GAC is the latest China automaker to float plans to sell made-in-China cars in the U.S., following similar pronouncements by Great Wall and BYD. Skeptics often titter at such goals, noting the many Chinese brands that have pledged to be Stateside in two or three years. But GAC's disclosure shines a light on the pricing calculus they are working with.

With no true bargain brands left in the United States, Chinese brands see room to underprice the competition and gain a niche below rivals such as Kia, Mitsubishi and Dodge.

GAC's goal will be sticker prices that are 30 percent lower than competitors in the same segment, Wu said.

The GS4 represents the latest that GAC has to offer. On April 18, it was launched in China with prices ranging from 99,000 to 146,800 yuan ($16,200 to $24,100). GAC aims to sell 120,000 units a year.

In the United States, the compact crossover would go up against such entries as the Toyota RAV-4. Toyota's nameplate starts at $24,565 including shipping, just above the GS4's upper limit.

But Wu says his offering boasts better fuel efficiency, more power and a roomier interior. It consumes 6.3 liters per 100 kilometers under China's testing cycle, Wu said. While that can't be directly converted to an EPA rating, it equates to about 37 mpg. The RAV-4 gets a combined 26 miles per gallon.

"This car bears no relation to Toyota," Wu said. "Only the assembly technology is similar."

Wu said he is "90 percent confident" that GAC will bring the GS4 to the United States, but first the company needs to sign on dealers and importers. "The most important thing is finding a partner," he said.

It will be difficult for any unknown brand, no matter where it is from, to crack the U.S. market because it is saturated with so many established brands, said James Chao, managing director for Asia Pacific at IHS Automotive.

Meanwhile, a 30 percent "China discount" is smaller than the markdowns of up to 40 percent that China brands are already relegated to against global brands in their home market, he said.

"My initial reaction to the 30 percent is that it's way too small," Chao said. "I'm not optimistic. It's a real challenge for an unknown brand with an unknown track record."

Still, some U.S. dealers might roll the dice on the brand, possibly putting GAC's car up against used vehicles with a deep discount and warranty, Chao said.

A better U.S. entry strategy, he added, might be that of China's Zhejiang Geely Holding Group Co.

In 2010, Geely acquired Volvo Car Corp. and now plans to export a Chinese-made long-wheelbase version of the Volvo S60 sedan in the U.S. this year. Geely then might be able to steal into the U.S. market under Volvo's premium mantle, without going the cheap route, Chao said.

GAC has had its eye on the U.S. for awhile, with exhibits at the Detroit auto show in 2013 and 2015. This year, it showed the GS4 and an autonomous hybrid concept.

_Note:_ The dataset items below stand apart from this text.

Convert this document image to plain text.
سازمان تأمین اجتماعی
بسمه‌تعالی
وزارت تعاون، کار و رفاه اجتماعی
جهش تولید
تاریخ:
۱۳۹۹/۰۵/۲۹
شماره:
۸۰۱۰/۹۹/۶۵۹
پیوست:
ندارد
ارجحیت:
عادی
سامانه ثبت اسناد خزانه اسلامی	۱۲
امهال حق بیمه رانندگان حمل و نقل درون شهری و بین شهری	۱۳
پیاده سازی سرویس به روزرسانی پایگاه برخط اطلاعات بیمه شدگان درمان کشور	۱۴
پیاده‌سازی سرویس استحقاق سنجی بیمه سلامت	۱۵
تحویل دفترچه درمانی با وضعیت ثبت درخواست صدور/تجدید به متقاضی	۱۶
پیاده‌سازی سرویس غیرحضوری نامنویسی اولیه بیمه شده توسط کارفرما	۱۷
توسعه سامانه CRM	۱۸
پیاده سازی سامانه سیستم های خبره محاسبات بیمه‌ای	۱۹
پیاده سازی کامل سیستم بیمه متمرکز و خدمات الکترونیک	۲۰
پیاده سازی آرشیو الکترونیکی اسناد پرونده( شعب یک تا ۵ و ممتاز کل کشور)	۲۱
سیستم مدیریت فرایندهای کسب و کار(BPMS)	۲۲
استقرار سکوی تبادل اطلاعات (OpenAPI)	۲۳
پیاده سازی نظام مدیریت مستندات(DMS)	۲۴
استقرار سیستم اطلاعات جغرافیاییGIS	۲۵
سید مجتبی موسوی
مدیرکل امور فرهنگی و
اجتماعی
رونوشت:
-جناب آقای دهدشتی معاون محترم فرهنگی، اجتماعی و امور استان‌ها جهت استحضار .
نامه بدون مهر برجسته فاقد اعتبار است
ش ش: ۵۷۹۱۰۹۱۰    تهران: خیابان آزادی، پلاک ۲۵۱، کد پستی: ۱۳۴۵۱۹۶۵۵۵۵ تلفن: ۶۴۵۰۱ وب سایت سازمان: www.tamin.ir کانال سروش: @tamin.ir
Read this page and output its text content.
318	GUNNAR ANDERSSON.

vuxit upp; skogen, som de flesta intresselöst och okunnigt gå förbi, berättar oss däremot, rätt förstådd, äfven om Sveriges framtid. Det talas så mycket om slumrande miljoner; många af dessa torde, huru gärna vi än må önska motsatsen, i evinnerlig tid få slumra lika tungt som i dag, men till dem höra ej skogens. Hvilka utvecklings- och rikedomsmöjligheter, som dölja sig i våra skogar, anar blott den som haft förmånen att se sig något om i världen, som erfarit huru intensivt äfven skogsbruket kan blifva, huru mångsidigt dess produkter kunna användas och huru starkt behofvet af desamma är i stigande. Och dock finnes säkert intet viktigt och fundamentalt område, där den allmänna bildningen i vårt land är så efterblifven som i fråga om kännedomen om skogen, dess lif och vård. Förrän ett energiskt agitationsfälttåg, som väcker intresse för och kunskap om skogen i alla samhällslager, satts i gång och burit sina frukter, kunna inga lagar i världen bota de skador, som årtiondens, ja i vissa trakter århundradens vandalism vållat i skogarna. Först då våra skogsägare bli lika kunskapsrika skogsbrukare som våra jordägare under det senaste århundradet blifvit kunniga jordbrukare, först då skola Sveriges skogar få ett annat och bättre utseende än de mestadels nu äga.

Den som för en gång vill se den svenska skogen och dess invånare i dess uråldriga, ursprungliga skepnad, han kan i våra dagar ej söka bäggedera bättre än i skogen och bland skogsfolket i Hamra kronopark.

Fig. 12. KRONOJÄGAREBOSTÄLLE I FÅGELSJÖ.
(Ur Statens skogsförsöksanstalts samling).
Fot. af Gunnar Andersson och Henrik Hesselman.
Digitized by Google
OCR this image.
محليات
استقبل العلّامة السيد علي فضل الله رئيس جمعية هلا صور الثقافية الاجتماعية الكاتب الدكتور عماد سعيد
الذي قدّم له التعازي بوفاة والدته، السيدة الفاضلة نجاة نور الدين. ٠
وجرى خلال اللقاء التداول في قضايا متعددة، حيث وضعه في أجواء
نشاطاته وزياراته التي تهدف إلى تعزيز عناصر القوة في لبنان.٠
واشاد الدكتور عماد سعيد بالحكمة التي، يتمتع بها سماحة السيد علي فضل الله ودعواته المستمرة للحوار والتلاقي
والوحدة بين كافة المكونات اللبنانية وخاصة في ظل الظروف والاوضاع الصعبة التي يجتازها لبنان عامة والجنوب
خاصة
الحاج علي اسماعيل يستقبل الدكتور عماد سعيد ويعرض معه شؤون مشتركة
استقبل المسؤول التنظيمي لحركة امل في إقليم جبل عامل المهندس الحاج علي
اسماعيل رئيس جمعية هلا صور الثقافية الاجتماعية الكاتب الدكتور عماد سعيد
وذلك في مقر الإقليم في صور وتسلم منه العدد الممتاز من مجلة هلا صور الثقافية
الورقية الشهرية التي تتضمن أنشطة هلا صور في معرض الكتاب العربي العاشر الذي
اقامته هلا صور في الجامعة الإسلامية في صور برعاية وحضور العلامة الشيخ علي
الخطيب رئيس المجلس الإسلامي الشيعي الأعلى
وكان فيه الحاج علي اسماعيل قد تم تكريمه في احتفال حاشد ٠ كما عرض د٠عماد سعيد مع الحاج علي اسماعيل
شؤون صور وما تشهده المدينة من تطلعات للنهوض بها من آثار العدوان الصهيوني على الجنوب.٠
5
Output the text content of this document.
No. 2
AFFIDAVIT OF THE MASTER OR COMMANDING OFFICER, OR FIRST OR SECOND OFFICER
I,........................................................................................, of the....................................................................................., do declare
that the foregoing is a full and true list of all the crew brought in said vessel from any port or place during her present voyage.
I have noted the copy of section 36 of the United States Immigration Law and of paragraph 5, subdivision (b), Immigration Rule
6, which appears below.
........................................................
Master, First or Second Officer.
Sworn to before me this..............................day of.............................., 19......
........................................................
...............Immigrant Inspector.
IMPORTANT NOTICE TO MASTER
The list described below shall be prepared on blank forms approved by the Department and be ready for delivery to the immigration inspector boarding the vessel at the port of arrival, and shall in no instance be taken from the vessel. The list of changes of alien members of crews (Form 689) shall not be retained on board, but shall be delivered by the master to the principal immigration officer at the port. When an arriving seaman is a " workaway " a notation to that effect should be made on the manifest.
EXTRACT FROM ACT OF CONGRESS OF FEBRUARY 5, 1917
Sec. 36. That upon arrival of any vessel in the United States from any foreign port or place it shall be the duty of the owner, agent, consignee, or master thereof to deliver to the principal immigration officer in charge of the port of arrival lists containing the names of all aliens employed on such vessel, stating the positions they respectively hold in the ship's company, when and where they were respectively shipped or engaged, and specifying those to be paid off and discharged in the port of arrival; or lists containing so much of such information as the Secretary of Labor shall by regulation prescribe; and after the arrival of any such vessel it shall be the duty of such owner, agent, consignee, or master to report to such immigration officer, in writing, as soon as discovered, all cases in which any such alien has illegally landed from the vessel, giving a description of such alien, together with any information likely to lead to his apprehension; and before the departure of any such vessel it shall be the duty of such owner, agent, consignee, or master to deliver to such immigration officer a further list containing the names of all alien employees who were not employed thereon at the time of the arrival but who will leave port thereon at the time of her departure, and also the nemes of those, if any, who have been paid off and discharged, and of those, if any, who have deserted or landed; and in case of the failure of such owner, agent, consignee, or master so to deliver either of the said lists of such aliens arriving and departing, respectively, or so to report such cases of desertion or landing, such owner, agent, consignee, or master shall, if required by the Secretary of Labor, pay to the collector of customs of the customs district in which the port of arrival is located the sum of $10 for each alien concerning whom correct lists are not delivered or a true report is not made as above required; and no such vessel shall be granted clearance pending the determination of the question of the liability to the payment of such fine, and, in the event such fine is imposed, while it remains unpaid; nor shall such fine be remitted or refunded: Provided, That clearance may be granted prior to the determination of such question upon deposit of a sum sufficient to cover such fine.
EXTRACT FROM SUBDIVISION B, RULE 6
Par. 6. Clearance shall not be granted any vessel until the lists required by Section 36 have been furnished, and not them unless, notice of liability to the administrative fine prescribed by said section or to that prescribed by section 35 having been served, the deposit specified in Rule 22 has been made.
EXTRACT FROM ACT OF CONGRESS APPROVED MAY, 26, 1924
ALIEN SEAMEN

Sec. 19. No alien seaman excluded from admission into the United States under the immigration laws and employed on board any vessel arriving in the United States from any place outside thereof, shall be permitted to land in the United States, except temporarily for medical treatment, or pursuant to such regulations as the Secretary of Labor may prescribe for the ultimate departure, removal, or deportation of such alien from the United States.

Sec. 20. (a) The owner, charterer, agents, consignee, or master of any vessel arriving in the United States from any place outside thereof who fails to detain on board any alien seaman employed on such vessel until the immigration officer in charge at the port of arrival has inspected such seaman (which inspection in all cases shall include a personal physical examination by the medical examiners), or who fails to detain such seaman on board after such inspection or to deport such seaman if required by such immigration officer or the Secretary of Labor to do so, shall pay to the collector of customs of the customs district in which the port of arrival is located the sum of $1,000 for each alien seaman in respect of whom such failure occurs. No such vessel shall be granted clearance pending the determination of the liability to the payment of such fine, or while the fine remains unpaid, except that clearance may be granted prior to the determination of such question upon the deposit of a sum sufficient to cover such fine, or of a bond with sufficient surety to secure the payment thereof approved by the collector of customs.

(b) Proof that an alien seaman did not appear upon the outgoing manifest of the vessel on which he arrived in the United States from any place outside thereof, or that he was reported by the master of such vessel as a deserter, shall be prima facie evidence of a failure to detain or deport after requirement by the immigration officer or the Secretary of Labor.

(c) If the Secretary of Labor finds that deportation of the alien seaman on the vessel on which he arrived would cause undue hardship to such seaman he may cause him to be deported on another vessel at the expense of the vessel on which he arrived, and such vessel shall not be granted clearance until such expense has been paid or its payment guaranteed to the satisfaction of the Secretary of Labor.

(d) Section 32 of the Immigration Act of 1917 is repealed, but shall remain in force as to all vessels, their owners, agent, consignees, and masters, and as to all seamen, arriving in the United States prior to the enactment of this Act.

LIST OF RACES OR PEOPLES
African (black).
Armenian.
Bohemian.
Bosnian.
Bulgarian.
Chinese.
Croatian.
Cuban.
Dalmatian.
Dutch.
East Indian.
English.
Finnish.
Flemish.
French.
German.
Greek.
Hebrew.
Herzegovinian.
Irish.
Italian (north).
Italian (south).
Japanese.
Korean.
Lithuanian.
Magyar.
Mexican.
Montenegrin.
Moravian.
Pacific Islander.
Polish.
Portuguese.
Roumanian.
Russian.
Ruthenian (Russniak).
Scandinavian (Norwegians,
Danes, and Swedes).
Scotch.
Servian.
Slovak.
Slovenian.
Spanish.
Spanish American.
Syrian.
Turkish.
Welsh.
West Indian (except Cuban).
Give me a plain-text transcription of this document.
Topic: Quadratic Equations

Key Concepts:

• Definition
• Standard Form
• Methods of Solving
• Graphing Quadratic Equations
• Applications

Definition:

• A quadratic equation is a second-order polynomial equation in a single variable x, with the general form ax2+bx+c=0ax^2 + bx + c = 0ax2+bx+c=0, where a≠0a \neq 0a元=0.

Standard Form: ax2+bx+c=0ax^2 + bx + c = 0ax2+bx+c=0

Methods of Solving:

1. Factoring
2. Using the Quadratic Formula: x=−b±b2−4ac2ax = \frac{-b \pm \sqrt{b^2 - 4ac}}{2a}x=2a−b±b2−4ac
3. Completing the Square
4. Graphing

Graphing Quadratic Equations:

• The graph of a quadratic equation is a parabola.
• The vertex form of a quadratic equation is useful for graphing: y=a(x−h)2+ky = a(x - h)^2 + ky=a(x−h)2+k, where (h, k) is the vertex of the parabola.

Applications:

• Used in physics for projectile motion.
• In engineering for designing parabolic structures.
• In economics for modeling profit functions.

A major state-owned automaker, GAC operates manufacturing and sales joint ventures with Toyota Motor Corp., Honda Motor Co., Fiat Chrysler Automobiles and others.

In December, a company press said it "hopes to seek tie-up and cooperation with international counterparts at the Detroit auto show to fine-tune its production and research capabilities to make better energy-efficient cars in the future."